The radiographic finding of LPPIE mimics that of a pneumothorax and may prompt the placement of a chest tube. This can result in serious morbidity and mortality, as the placement of a chest tube in a patient with LIPPIE often results in lung puncture and development of bronchopleural fistula. The chest x-ray findings are usually diagnostic or suggestive of LPPIE, but there are a number of other diagnoses that share similar radiographic finding, including pneumothorax, tension pneumothorax, atelectesis, congenital lobar emphysema, diaphragmatic hernia, pneumatocele, mucous plug, cystic adenomatoid malformation, or external compression by a large pulmonary artery. In cases in which diagnosis is not completely clear on plain radiographs, CT scan of the chest often provides the definitive diagnosis. (2, 7, 8)

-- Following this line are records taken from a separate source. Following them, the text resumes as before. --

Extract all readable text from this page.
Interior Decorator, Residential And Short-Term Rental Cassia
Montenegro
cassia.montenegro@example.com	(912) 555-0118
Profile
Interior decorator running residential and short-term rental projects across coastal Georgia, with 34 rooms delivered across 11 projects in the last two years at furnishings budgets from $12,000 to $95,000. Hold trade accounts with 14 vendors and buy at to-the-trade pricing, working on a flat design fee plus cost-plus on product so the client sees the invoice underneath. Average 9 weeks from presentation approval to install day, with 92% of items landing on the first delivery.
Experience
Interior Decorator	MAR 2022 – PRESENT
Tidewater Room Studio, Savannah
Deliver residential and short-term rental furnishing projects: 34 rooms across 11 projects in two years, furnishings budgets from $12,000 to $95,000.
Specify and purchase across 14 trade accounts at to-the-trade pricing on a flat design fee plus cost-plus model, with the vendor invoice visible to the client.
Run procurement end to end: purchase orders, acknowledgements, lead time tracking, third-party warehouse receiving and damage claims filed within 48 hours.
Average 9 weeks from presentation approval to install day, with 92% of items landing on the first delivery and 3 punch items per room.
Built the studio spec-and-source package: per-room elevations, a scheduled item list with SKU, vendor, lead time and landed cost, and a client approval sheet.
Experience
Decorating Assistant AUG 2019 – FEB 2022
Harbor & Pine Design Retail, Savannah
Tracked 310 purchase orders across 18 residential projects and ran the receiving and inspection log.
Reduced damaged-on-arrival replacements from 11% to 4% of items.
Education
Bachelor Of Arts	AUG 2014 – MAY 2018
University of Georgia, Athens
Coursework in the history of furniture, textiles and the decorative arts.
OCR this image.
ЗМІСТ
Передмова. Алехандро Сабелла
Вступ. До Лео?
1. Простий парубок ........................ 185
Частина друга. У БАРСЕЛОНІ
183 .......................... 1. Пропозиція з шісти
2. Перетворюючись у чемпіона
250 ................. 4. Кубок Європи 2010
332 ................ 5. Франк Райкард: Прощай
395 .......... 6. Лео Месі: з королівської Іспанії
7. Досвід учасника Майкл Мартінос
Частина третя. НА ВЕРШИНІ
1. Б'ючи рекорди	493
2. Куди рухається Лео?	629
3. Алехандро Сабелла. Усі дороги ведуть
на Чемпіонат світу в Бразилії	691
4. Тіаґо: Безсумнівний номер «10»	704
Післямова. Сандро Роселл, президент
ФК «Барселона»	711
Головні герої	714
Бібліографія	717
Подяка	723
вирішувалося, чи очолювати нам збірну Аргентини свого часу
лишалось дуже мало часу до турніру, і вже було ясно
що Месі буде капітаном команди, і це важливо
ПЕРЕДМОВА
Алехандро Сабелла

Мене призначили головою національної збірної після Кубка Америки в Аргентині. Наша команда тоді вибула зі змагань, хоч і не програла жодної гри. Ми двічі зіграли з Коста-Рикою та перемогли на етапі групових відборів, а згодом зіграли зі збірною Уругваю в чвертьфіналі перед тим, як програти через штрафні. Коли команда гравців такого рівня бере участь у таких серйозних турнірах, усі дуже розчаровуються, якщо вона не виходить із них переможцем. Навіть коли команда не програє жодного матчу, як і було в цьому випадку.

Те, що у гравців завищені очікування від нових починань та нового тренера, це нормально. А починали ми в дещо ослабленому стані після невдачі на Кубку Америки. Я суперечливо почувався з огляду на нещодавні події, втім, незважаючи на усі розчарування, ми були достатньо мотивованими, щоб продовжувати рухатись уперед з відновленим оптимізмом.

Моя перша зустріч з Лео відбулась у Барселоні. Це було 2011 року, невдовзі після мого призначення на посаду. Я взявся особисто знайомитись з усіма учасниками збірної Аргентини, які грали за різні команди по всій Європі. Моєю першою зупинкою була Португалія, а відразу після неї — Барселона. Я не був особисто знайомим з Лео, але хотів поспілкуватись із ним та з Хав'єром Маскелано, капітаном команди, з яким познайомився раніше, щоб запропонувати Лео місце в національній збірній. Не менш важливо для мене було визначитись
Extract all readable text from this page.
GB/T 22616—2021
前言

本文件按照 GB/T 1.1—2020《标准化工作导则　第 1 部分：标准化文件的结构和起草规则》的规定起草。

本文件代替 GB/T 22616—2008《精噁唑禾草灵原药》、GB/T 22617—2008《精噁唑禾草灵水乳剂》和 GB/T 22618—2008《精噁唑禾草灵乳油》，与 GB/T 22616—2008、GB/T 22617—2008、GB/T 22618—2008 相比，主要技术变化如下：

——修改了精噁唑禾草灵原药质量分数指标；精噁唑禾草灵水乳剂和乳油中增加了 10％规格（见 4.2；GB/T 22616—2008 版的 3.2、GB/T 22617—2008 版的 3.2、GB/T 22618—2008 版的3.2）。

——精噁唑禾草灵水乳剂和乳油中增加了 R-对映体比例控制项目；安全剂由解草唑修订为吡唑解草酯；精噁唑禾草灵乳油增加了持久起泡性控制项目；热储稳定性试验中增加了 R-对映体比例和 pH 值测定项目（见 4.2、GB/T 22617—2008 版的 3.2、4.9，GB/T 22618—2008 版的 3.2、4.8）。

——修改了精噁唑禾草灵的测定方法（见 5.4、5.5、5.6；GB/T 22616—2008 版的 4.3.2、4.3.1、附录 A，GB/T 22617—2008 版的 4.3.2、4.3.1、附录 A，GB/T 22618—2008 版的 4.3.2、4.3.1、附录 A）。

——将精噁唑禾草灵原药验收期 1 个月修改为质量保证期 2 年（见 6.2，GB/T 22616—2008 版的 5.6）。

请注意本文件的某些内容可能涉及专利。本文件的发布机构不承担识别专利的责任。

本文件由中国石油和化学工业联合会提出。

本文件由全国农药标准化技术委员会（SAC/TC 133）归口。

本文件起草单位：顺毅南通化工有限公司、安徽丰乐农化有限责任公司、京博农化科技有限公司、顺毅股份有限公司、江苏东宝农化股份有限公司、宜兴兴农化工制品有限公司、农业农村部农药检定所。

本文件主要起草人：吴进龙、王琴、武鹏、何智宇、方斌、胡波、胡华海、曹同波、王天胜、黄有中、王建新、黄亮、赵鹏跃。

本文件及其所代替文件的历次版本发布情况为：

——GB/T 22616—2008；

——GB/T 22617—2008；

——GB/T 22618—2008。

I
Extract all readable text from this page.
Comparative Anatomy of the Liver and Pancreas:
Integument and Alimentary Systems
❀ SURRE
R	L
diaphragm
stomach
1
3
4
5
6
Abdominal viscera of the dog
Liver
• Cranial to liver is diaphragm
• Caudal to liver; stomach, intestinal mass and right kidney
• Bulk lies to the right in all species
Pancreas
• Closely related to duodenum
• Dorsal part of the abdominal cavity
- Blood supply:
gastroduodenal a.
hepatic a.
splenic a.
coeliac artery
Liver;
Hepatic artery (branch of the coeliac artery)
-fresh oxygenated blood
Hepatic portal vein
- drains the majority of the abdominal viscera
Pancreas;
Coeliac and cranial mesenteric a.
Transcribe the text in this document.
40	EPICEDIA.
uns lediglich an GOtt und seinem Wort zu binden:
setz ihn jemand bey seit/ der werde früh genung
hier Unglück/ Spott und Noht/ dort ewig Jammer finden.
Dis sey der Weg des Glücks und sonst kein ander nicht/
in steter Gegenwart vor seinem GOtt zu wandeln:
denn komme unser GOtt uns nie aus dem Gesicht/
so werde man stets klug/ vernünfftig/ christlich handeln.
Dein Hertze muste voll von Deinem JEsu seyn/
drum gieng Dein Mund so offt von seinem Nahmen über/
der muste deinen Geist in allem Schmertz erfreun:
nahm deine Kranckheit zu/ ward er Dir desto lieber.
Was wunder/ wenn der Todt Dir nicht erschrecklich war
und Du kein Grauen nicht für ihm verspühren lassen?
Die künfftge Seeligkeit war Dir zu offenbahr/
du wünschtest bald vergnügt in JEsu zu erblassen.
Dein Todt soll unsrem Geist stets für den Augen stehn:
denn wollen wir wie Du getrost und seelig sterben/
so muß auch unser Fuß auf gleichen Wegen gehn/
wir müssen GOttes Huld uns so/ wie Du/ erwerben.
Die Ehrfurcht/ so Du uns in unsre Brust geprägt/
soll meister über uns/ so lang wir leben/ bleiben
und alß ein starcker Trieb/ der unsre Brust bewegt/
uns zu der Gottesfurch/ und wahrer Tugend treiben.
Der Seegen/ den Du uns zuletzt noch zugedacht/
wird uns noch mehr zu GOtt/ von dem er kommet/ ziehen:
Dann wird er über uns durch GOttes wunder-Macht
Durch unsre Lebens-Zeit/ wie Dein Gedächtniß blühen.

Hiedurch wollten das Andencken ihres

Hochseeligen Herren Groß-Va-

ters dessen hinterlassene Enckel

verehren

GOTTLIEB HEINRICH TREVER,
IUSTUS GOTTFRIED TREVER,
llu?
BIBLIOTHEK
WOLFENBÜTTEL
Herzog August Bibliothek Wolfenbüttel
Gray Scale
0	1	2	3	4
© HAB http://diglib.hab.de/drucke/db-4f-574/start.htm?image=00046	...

There is no definitive treatment for LPPIE. Management is supportive and depends on whether the disease is localized or diffuse. Supportive methods include decreasing the mean airway pressure as much as possible and placing the infant in the lateral decubitus position with the affected side down (11,8,12). Surgical resection of the involved lobe may be indicated when a relatively large cystic area produces persistent respiratory distress or pneumothoraces. (8)
The present case demonstrates the value of a CT scan of the thorax in making a diagnosis and guiding therapy.